Osteoblast(Wright Giemsa stain, 100x)
Many bone disease are largely the result of an imbalance between the number of bone-making cells (osteoblasts) and bone removing cells (osteoclasts). In healthy bone, these two types of cells are in balance. To treat a bone disease, we need to restore this balance. There are a number of drugs that block bone resorption but few safe drugs that can restore lost bone. Our technology is based on pioneering research into the mechanisms underlying bone formation.
Bones are Alive
Bones are constantly being remodeled, resorbed by osteoclasts and regenerated by osteoblasts. In patients with bone diseases, the balance between bone resorption and bone regeneration is lost. While existing treatments can slow down bone degeneration there is currently no safe way to reverse bone loss.
Comparison of normal and osteoporotic bone architecture
Turning Stem Cells into Bone-making cells
Bone is in a constant state of remodeling, being turned over, resorbed, and regenerated. these processes are mediated by cells that dissolve bone, osteoclasts, and cells that make bone, osteoblasts. Both of these have a common parent or progenitor cell called mesenchymal stem cells which can be found in the bone marrow.

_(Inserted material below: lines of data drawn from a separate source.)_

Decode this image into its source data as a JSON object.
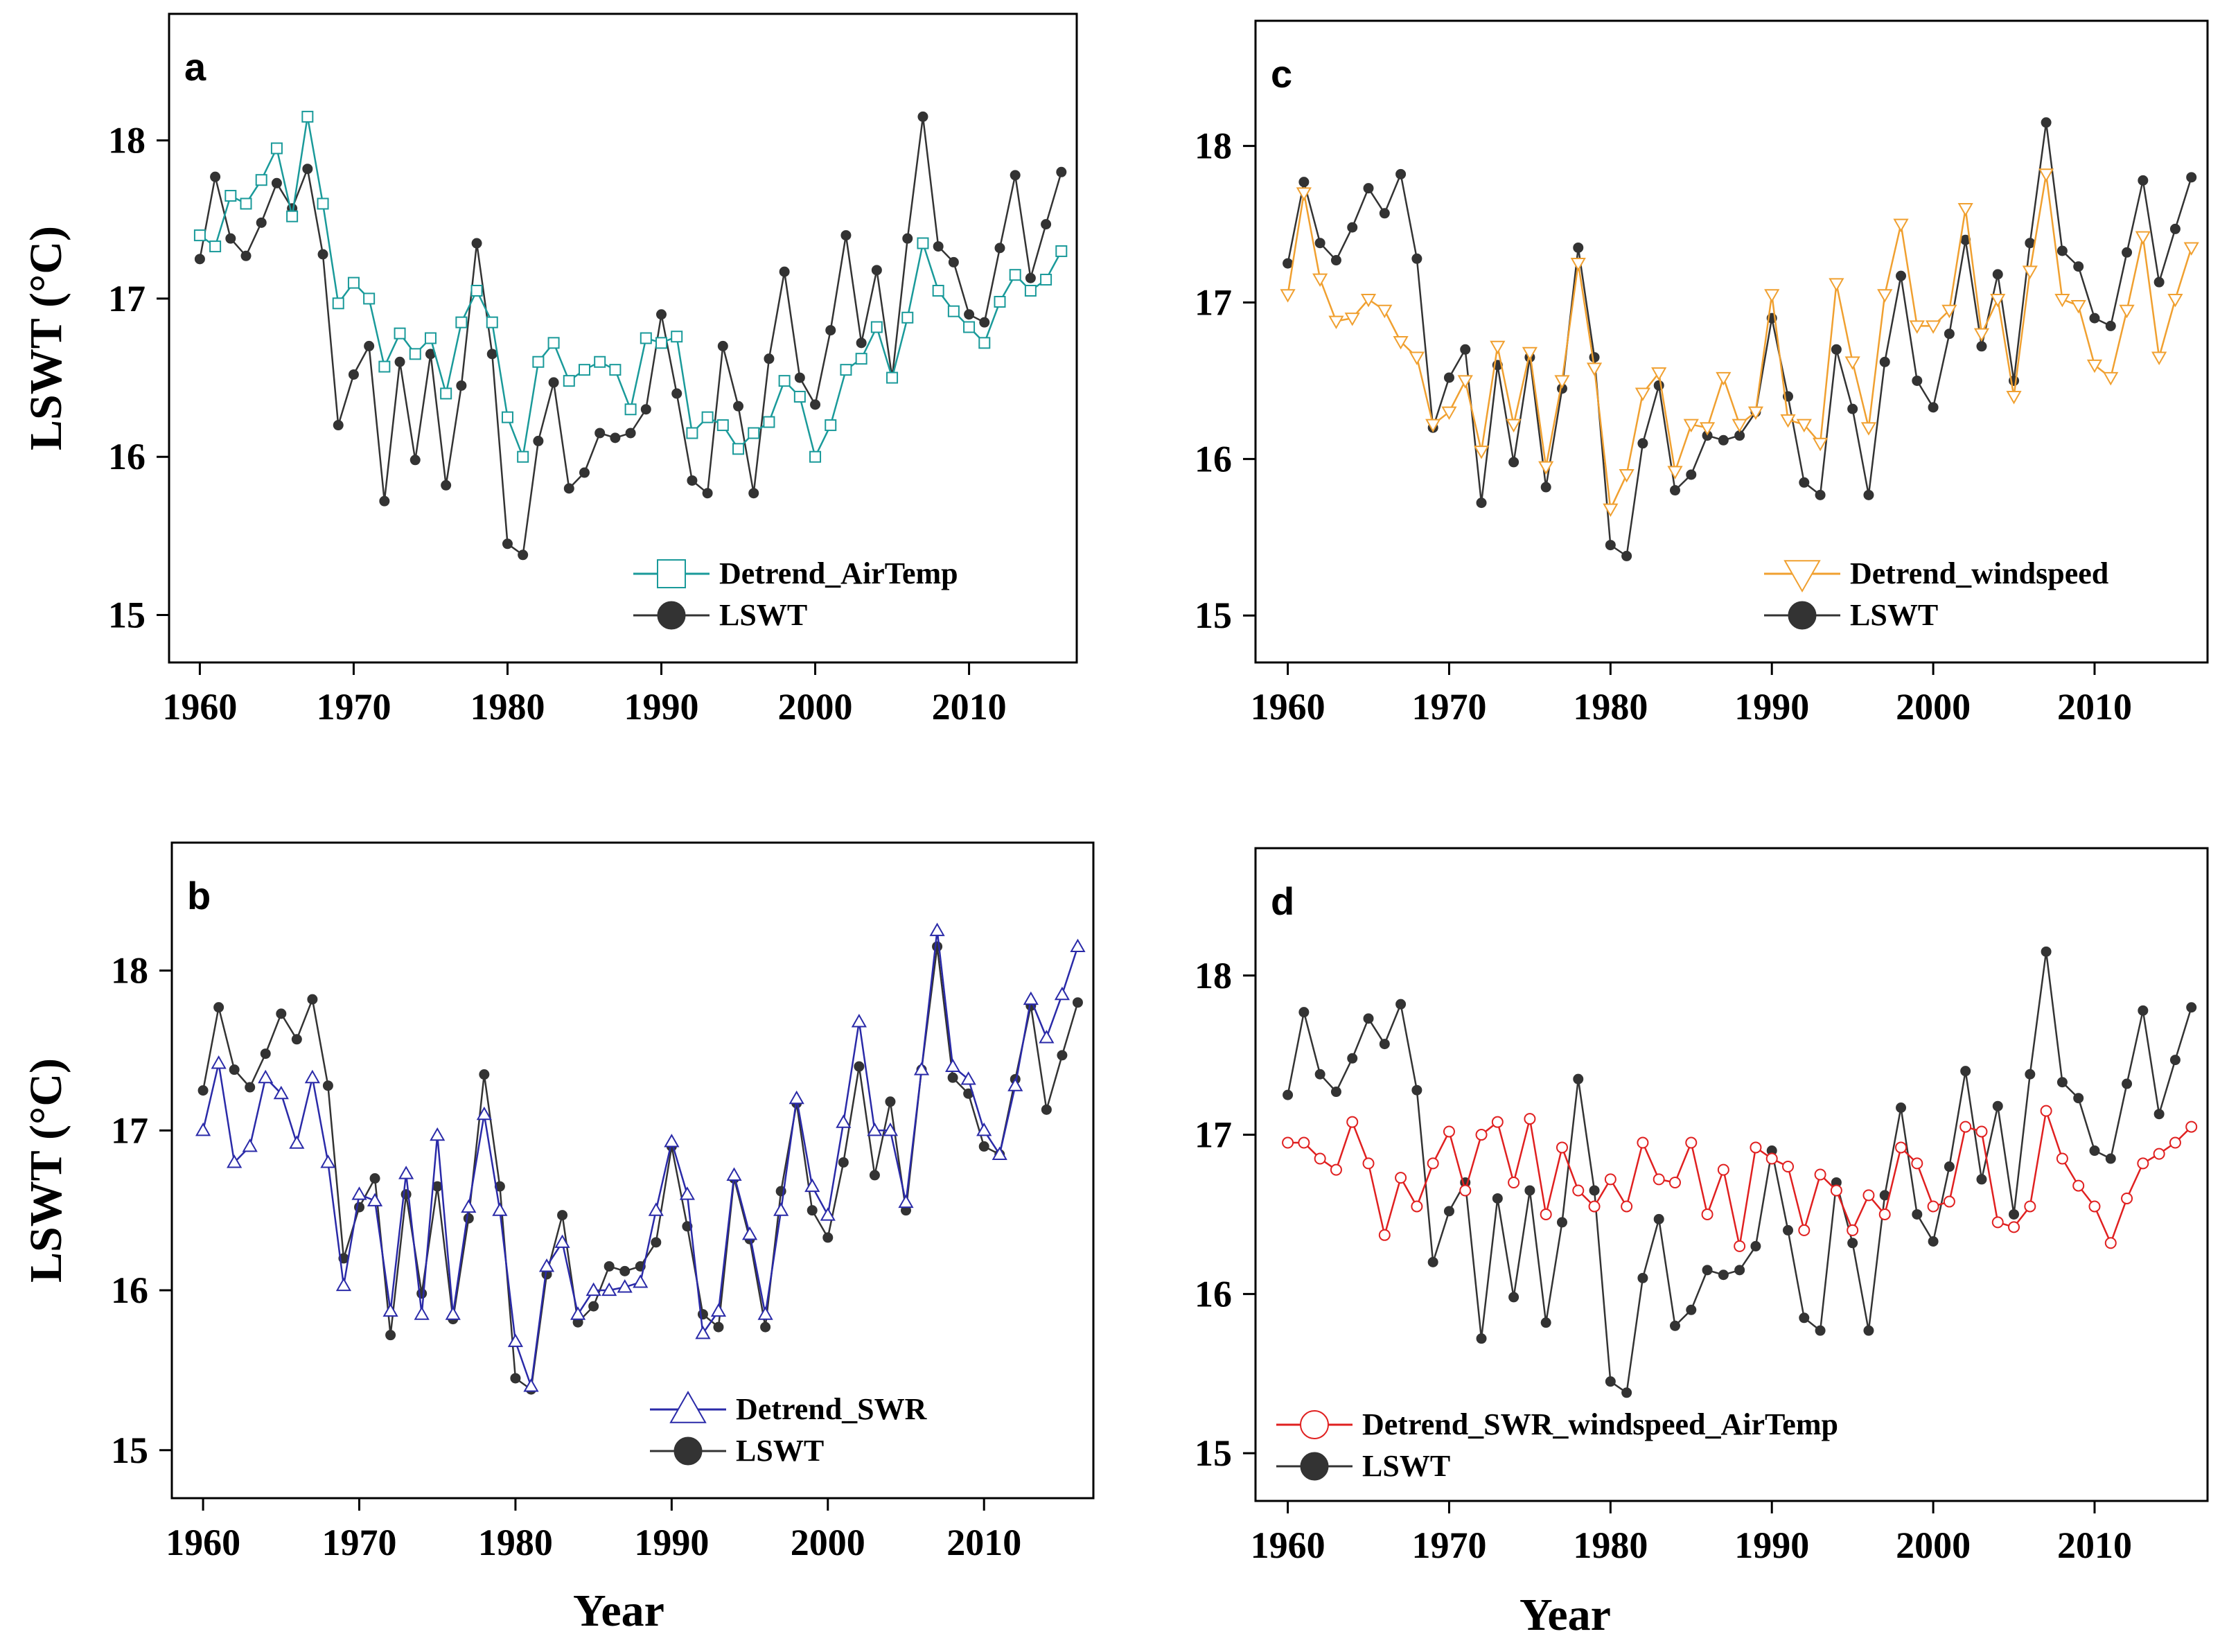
{
  "figure": {
    "ylabel": "LSWT (°C)",
    "xlabel": "Year"
  },
  "chart_data": [
    {
      "type": "line",
      "panel": "a",
      "xlabel": "",
      "ylabel": "LSWT (°C)",
      "xlim": [
        1958,
        2017
      ],
      "ylim": [
        14.7,
        18.8
      ],
      "xticks": [
        1960,
        1970,
        1980,
        1990,
        2000,
        2010
      ],
      "yticks": [
        15,
        16,
        17,
        18
      ],
      "legend_position": "bottom-right",
      "x_start": 1960,
      "series": [
        {
          "name": "Detrend_AirTemp",
          "color": "#1a9a9a",
          "marker": "square",
          "values": [
            17.4,
            17.33,
            17.65,
            17.6,
            17.75,
            17.95,
            17.52,
            18.15,
            17.6,
            16.97,
            17.1,
            17.0,
            16.57,
            16.78,
            16.65,
            16.75,
            16.4,
            16.85,
            17.05,
            16.85,
            16.25,
            16.0,
            16.6,
            16.72,
            16.48,
            16.55,
            16.6,
            16.55,
            16.3,
            16.75,
            16.72,
            16.76,
            16.15,
            16.25,
            16.2,
            16.05,
            16.15,
            16.22,
            16.48,
            16.38,
            16.0,
            16.2,
            16.55,
            16.62,
            16.82,
            16.5,
            16.88,
            17.35,
            17.05,
            16.92,
            16.82,
            16.72,
            16.98,
            17.15,
            17.05,
            17.12,
            17.3
          ]
        },
        {
          "name": "LSWT",
          "color": "#333333",
          "marker": "circle",
          "values": [
            17.25,
            17.77,
            17.38,
            17.27,
            17.48,
            17.73,
            17.57,
            17.82,
            17.28,
            16.2,
            16.52,
            16.7,
            15.72,
            16.6,
            15.98,
            16.65,
            15.82,
            16.45,
            17.35,
            16.65,
            15.45,
            15.38,
            16.1,
            16.47,
            15.8,
            15.9,
            16.15,
            16.12,
            16.15,
            16.3,
            16.9,
            16.4,
            15.85,
            15.77,
            16.7,
            16.32,
            15.77,
            16.62,
            17.17,
            16.5,
            16.33,
            16.8,
            17.4,
            16.72,
            17.18,
            16.5,
            17.38,
            18.15,
            17.33,
            17.23,
            16.9,
            16.85,
            17.32,
            17.78,
            17.13,
            17.47,
            17.8
          ]
        }
      ]
    },
    {
      "type": "line",
      "panel": "b",
      "xlabel": "Year",
      "ylabel": "LSWT (°C)",
      "xlim": [
        1958,
        2017
      ],
      "ylim": [
        14.7,
        18.8
      ],
      "xticks": [
        1960,
        1970,
        1980,
        1990,
        2000,
        2010
      ],
      "yticks": [
        15,
        16,
        17,
        18
      ],
      "legend_position": "bottom-right",
      "x_start": 1960,
      "series": [
        {
          "name": "Detrend_SWR",
          "color": "#2a2aa8",
          "marker": "triangle-up",
          "values": [
            17.0,
            17.42,
            16.8,
            16.9,
            17.33,
            17.23,
            16.92,
            17.33,
            16.8,
            16.03,
            16.6,
            16.56,
            15.87,
            16.73,
            15.85,
            16.97,
            15.85,
            16.52,
            17.1,
            16.5,
            15.68,
            15.4,
            16.15,
            16.3,
            15.85,
            16.0,
            16.0,
            16.02,
            16.05,
            16.5,
            16.93,
            16.6,
            15.73,
            15.87,
            16.72,
            16.35,
            15.85,
            16.5,
            17.2,
            16.65,
            16.47,
            17.05,
            17.68,
            17.0,
            17.0,
            16.55,
            17.38,
            18.25,
            17.4,
            17.32,
            17.0,
            16.85,
            17.28,
            17.82,
            17.58,
            17.85,
            18.15
          ]
        },
        {
          "name": "LSWT",
          "color": "#333333",
          "marker": "circle",
          "values": [
            17.25,
            17.77,
            17.38,
            17.27,
            17.48,
            17.73,
            17.57,
            17.82,
            17.28,
            16.2,
            16.52,
            16.7,
            15.72,
            16.6,
            15.98,
            16.65,
            15.82,
            16.45,
            17.35,
            16.65,
            15.45,
            15.38,
            16.1,
            16.47,
            15.8,
            15.9,
            16.15,
            16.12,
            16.15,
            16.3,
            16.9,
            16.4,
            15.85,
            15.77,
            16.7,
            16.32,
            15.77,
            16.62,
            17.17,
            16.5,
            16.33,
            16.8,
            17.4,
            16.72,
            17.18,
            16.5,
            17.38,
            18.15,
            17.33,
            17.23,
            16.9,
            16.85,
            17.32,
            17.78,
            17.13,
            17.47,
            17.8
          ]
        }
      ]
    },
    {
      "type": "line",
      "panel": "c",
      "xlabel": "",
      "ylabel": "",
      "xlim": [
        1958,
        2017
      ],
      "ylim": [
        14.7,
        18.8
      ],
      "xticks": [
        1960,
        1970,
        1980,
        1990,
        2000,
        2010
      ],
      "yticks": [
        15,
        16,
        17,
        18
      ],
      "legend_position": "bottom-right",
      "x_start": 1960,
      "series": [
        {
          "name": "Detrend_windspeed",
          "color": "#f0a030",
          "marker": "triangle-down",
          "values": [
            17.05,
            17.7,
            17.15,
            16.88,
            16.9,
            17.02,
            16.95,
            16.75,
            16.65,
            16.22,
            16.3,
            16.5,
            16.05,
            16.72,
            16.22,
            16.68,
            15.95,
            16.5,
            17.25,
            16.58,
            15.68,
            15.9,
            16.42,
            16.55,
            15.92,
            16.22,
            16.2,
            16.52,
            16.22,
            16.3,
            17.05,
            16.25,
            16.22,
            16.1,
            17.12,
            16.62,
            16.2,
            17.05,
            17.5,
            16.85,
            16.85,
            16.95,
            17.6,
            16.8,
            17.02,
            16.4,
            17.2,
            17.82,
            17.02,
            16.98,
            16.6,
            16.52,
            16.95,
            17.42,
            16.65,
            17.02,
            17.35
          ]
        },
        {
          "name": "LSWT",
          "color": "#333333",
          "marker": "circle",
          "values": [
            17.25,
            17.77,
            17.38,
            17.27,
            17.48,
            17.73,
            17.57,
            17.82,
            17.28,
            16.2,
            16.52,
            16.7,
            15.72,
            16.6,
            15.98,
            16.65,
            15.82,
            16.45,
            17.35,
            16.65,
            15.45,
            15.38,
            16.1,
            16.47,
            15.8,
            15.9,
            16.15,
            16.12,
            16.15,
            16.3,
            16.9,
            16.4,
            15.85,
            15.77,
            16.7,
            16.32,
            15.77,
            16.62,
            17.17,
            16.5,
            16.33,
            16.8,
            17.4,
            16.72,
            17.18,
            16.5,
            17.38,
            18.15,
            17.33,
            17.23,
            16.9,
            16.85,
            17.32,
            17.78,
            17.13,
            17.47,
            17.8
          ]
        }
      ]
    },
    {
      "type": "line",
      "panel": "d",
      "xlabel": "Year",
      "ylabel": "",
      "xlim": [
        1958,
        2017
      ],
      "ylim": [
        14.7,
        18.8
      ],
      "xticks": [
        1960,
        1970,
        1980,
        1990,
        2000,
        2010
      ],
      "yticks": [
        15,
        16,
        17,
        18
      ],
      "legend_position": "bottom-left",
      "x_start": 1960,
      "series": [
        {
          "name": "Detrend_SWR_windspeed_AirTemp",
          "color": "#e02020",
          "marker": "circle-open",
          "values": [
            16.95,
            16.95,
            16.85,
            16.78,
            17.08,
            16.82,
            16.37,
            16.73,
            16.55,
            16.82,
            17.02,
            16.65,
            17.0,
            17.08,
            16.7,
            17.1,
            16.5,
            16.92,
            16.65,
            16.55,
            16.72,
            16.55,
            16.95,
            16.72,
            16.7,
            16.95,
            16.5,
            16.78,
            16.3,
            16.92,
            16.85,
            16.8,
            16.4,
            16.75,
            16.65,
            16.4,
            16.62,
            16.5,
            16.92,
            16.82,
            16.55,
            16.58,
            17.05,
            17.02,
            16.45,
            16.42,
            16.55,
            17.15,
            16.85,
            16.68,
            16.55,
            16.32,
            16.6,
            16.82,
            16.88,
            16.95,
            17.05
          ]
        },
        {
          "name": "LSWT",
          "color": "#333333",
          "marker": "circle",
          "values": [
            17.25,
            17.77,
            17.38,
            17.27,
            17.48,
            17.73,
            17.57,
            17.82,
            17.28,
            16.2,
            16.52,
            16.7,
            15.72,
            16.6,
            15.98,
            16.65,
            15.82,
            16.45,
            17.35,
            16.65,
            15.45,
            15.38,
            16.1,
            16.47,
            15.8,
            15.9,
            16.15,
            16.12,
            16.15,
            16.3,
            16.9,
            16.4,
            15.85,
            15.77,
            16.7,
            16.32,
            15.77,
            16.62,
            17.17,
            16.5,
            16.33,
            16.8,
            17.4,
            16.72,
            17.18,
            16.5,
            17.38,
            18.15,
            17.33,
            17.23,
            16.9,
            16.85,
            17.32,
            17.78,
            17.13,
            17.47,
            17.8
          ]
        }
      ]
    }
  ]
}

Stem cells, respond to chemical signals that stimulate and guide their maturation into different cell types. Our drug contains EP4a, a potent chemical signal that guides mesenchymal stem cells to mature into osteoblasts. EP4a was originally developed at Merck and has a very well characterized profile. However and despite the fact that effective drugs like this exist, pharmacological barriers and side effects make treating bone diseases difficult.
Bones are Tough to Drug
In systemic administration where the drug circulates in blood, other organs and tissues absorb the drug as well. What ends up actually reaching the bone, is often a small percentage of the administered dose. Therefore the drug needs to be administered in high doses which can lead to side effects and toxicity. As a result, patients cannot complete their therapy and the treatment fails.
Mesentech’s drug-conjugate C3 avoids systemic exposure and side effects by specifically delivering drugs to the bone. Part of the C3 conjugate is a bisphosphonate – a substance that carries EP4a in an inactive state until it binds to the bone. Only then, the drug is activated and released to be received by the mesenchymal stem cells. EP4a dosed through our C3 prodrug is exceptionally well tolerated.